METHODOLOGY
Reconstruction Techniques
Early approaches to 3D echocardiography were
based on the principle that a 3D data set could be
reconstructed from a series of 2D images. In this
method, serial 2D images are obtained using either
freehand scanning or a mechanically driven transducer
that sequentially recorded images at predefined
intervals.4-8 With freehand scanning, a series
of images is obtained by manually tilting the transducer
along a fixed plane, and a spatial locator
attached to the transducer translates the 3D spatial
location onto a Cartesian coordinate system.
This approach has several practical limitations,
including the relative bulk of the acoustic spatial
locators, which makes transducer manipulation
difficult, and the need for a clear and direct path
between the acoustic locators and the transmitter.
For electromagnetic spatial locator systems, an
additional problem is the potential for interference
of the electromagnetic field by ferromagnetic
material in close proximity to the transducer
(eg, material in hospital beds and medical equipment).
9
An alternative to freehand scanning is the use of a
mechanized transducer to obtain serial images at set
intervals in a parallel fashion or by pivoting around
a fixed axis in a rotational, fanlike manner. Because
the intervals and angles between the 2D images are
defined, a 3D coordinate system can be derived from
the 2D images in which the volume is more uniformly
sampled than with the freehand scanning
approach.
More recently, the use of a transesophageal or
transthoracic multiplane probe has emerged as a
readily available method to obtain rotational images
at defined interval angles around a fixed axis.10-15
Typically, images are collected over a 180-degree
rotation at set intervals. To minimize reconstruction
artifacts, sequential images are gated to both electrocardiography
(ECG) and respiration. Acquisition
of a complete data set typically takes 1 to 5 minutes,
depending on respiratory and heart rates and the
predefined spatial intervals. During cardiac surgery,
respiration can be suspended during acquisition to
minimize the effects of respiratory motion.
The quality of 3D reconstructions from 2D
images depends on a number of factors, including
the intrinsic quality of the ultrasound images, the
number (or density) of the 2D images used to
reconstruct the 3D image, the ability to limit
motion artifact, and adequate ECG and respiratory
gating. In general, the greater the number of
images obtained (ie, the smaller the space intervals
between images), the better the 3D reconstruction.

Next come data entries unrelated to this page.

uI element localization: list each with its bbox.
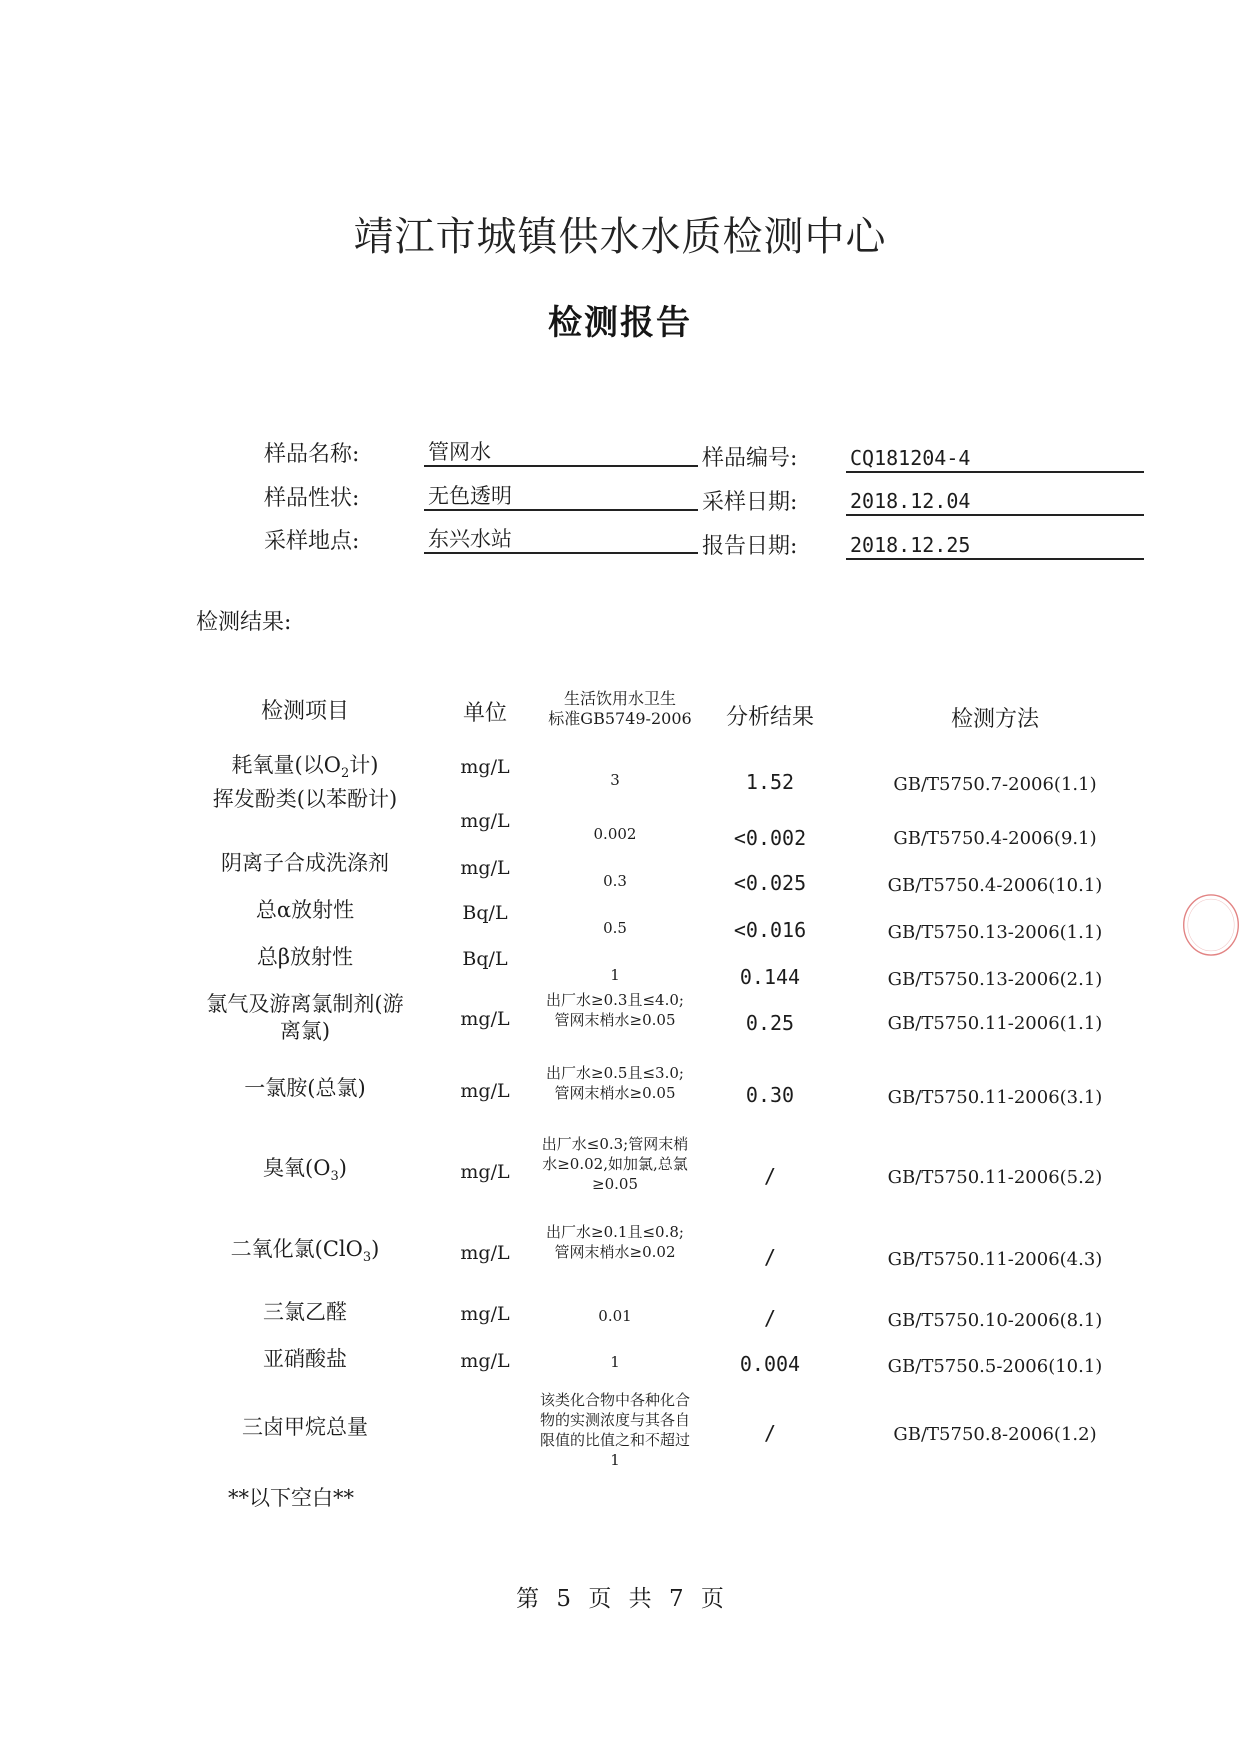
cell-unit: Bq/L [462, 948, 508, 970]
column-header-result: 分析结果 [725, 705, 814, 730]
cell-method: GB/T5750.13-2006(2.1) [887, 969, 1103, 990]
cell-method: GB/T5750.11-2006(3.1) [887, 1087, 1103, 1108]
cell-result: <0.025 [733, 871, 807, 895]
cell-item-text: 亚硝酸盐 [263, 1347, 347, 1371]
cell-method: GB/T5750.8-2006(1.2) [893, 1424, 1097, 1445]
cell-item [190, 752, 420, 787]
cell-method: GB/T5750.11-2006(5.2) [887, 1167, 1103, 1188]
cell-standard: 1 [610, 966, 620, 984]
cell-method: GB/T5750.13-2006(1.1) [887, 922, 1103, 943]
cell-result: 1.52 [745, 770, 795, 794]
cell-item-text: 阴离子合成洗涤剂 [221, 851, 389, 875]
cell-unit: mg/L [460, 1008, 510, 1030]
sample-code-label: 样品编号: [702, 446, 798, 471]
column-header-method: 检测方法 [950, 707, 1039, 732]
cell-item-suffix: ) [338, 1156, 347, 1180]
cell-item [190, 1414, 420, 1441]
cell-item-text: 三卤甲烷总量 [242, 1415, 368, 1439]
cell-standard: 该类化合物中各种化合物的实测浓度与其各自限值的比值之和不超过1 [540, 1391, 691, 1469]
report-title: 检测报告 [548, 303, 692, 343]
cell-item [190, 850, 420, 877]
cell-result: 0.30 [745, 1083, 795, 1107]
cell-item [190, 1346, 420, 1373]
cell-item [190, 897, 420, 924]
cell-item-text: 总β放射性 [256, 945, 354, 969]
column-header-item: 检测项目 [260, 699, 349, 724]
sample-name-value: 管网水 [424, 437, 698, 467]
cell-item [190, 1075, 420, 1102]
page-prefix: 第 [516, 1586, 540, 1612]
cell-method: GB/T5750.4-2006(10.1) [887, 875, 1103, 896]
page-number [0, 1580, 1240, 1613]
cell-method: GB/T5750.10-2006(8.1) [887, 1310, 1103, 1331]
end-of-table-note: **以下空白** [228, 1486, 354, 1510]
cell-item [190, 1236, 420, 1271]
cell-item [190, 944, 420, 971]
sampling-date-value: 2018.12.04 [846, 486, 1144, 516]
cell-unit: mg/L [460, 857, 510, 879]
cell-method: GB/T5750.4-2006(9.1) [893, 828, 1097, 849]
cell-method: GB/T5750.11-2006(1.1) [887, 1013, 1103, 1034]
cell-item-text: 耗氧量(以O [231, 753, 341, 777]
organization-name: 靖江市城镇供水水质检测中心 [353, 214, 887, 260]
report-date-value: 2018.12.25 [846, 530, 1144, 560]
cell-item [205, 991, 405, 1045]
cell-standard: 0.3 [603, 872, 627, 890]
cell-method: GB/T5750.5-2006(10.1) [887, 1356, 1103, 1377]
sample-nature-label: 样品性状: [264, 486, 360, 511]
cell-standard: 出厂水≥0.5且≤3.0;管网末梢水≥0.05 [546, 1064, 684, 1102]
cell-result: <0.016 [733, 918, 807, 942]
cell-result: 0.25 [745, 1011, 795, 1035]
cell-result: / [763, 1164, 777, 1188]
cell-item-subscript: 2 [340, 766, 350, 782]
cell-result: <0.002 [733, 826, 807, 850]
cell-item [190, 1155, 420, 1190]
cell-unit: mg/L [460, 1303, 510, 1325]
cell-unit: mg/L [460, 756, 510, 778]
cell-result: 0.144 [739, 965, 801, 989]
cell-standard: 0.5 [603, 919, 627, 937]
results-section-label: 检测结果: [196, 610, 292, 635]
cell-standard: 出厂水≥0.3且≤4.0;管网末梢水≥0.05 [546, 991, 684, 1029]
cell-method: GB/T5750.11-2006(4.3) [887, 1249, 1103, 1270]
sample-name-label: 样品名称: [264, 442, 360, 467]
cell-unit: mg/L [460, 1350, 510, 1372]
sample-nature-value: 无色透明 [424, 481, 698, 511]
cell-standard: 出厂水≤0.3;管网末梢水≥0.02,如加氯,总氯≥0.05 [541, 1135, 689, 1193]
sample-code-value: CQ181204-4 [846, 443, 1144, 473]
cell-item-subscript: 3 [330, 1169, 339, 1185]
cell-standard: 1 [610, 1353, 620, 1371]
cell-standard: 出厂水≥0.1且≤0.8;管网末梢水≥0.02 [546, 1223, 684, 1261]
cell-result: / [763, 1245, 777, 1269]
cell-standard: 3 [610, 771, 620, 789]
page-total: 7 [668, 1586, 684, 1612]
cell-standard: 0.002 [593, 825, 637, 843]
cell-item-text: 总α放射性 [255, 898, 355, 922]
cell-item-text: 臭氧(O [263, 1156, 331, 1180]
cell-result: / [763, 1421, 777, 1445]
cell-unit: mg/L [460, 1242, 510, 1264]
page-current: 5 [556, 1586, 572, 1612]
page-mid: 页 共 [588, 1586, 652, 1612]
cell-item [190, 1299, 420, 1326]
cell-unit: Bq/L [462, 902, 508, 924]
cell-standard: 0.01 [598, 1307, 632, 1325]
cell-item-text: 三氯乙醛 [263, 1300, 347, 1324]
cell-item-text: 挥发酚类(以苯酚计) [212, 787, 398, 811]
cell-unit: mg/L [460, 1080, 510, 1102]
page-suffix: 页 [700, 1586, 724, 1612]
column-header-standard-line1: 生活饮用水卫生 [563, 689, 676, 708]
column-header-standard [535, 689, 705, 729]
cell-item-suffix: 计) [349, 753, 379, 777]
cell-item-suffix: ) [371, 1237, 380, 1261]
cell-unit: mg/L [460, 810, 510, 832]
sampling-location-value: 东兴水站 [424, 524, 698, 554]
column-header-unit: 单位 [462, 701, 507, 726]
cell-item [210, 786, 400, 813]
cell-result: 0.004 [739, 1352, 801, 1376]
cell-item-subscript: 3 [362, 1250, 372, 1266]
cell-item-text: 一氯胺(总氯) [244, 1076, 366, 1100]
sampling-date-label: 采样日期: [702, 490, 798, 515]
seal-stamp-icon [1182, 830, 1240, 1020]
cell-unit: mg/L [460, 1161, 510, 1183]
sampling-location-label: 采样地点: [264, 529, 360, 554]
cell-result: / [763, 1306, 777, 1330]
cell-item-text: 氯气及游离氯制剂(游离氯) [206, 992, 404, 1043]
column-header-standard-line2: 标准GB5749-2006 [548, 709, 692, 728]
cell-item-text: 二氧化氯(ClO [230, 1237, 363, 1261]
cell-method: GB/T5750.7-2006(1.1) [893, 774, 1097, 795]
report-date-label: 报告日期: [702, 534, 798, 559]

However, increasing the number of
images also lengthens the acquisition time, which
can potentially introduce motion artifact. Consequently,
the optimal number of images necessary
for 3D reconstruction depends on the cardiac
structure being examined and the resolution required.
For example, 4 to 6 serial images are
usually adequate for volume reconstructions of
the left ventricle (LV), whereas more images are
often needed to visualize more complex, rapidly
moving structures, such as mitral and aortic
valves.
Once the 2D images have been obtained, they
are processed offline with customized or commercially
available software. The cardiac structures
are manually or semiautomatically traced to the
3D spatial coordinates to reconstruct a 3D image.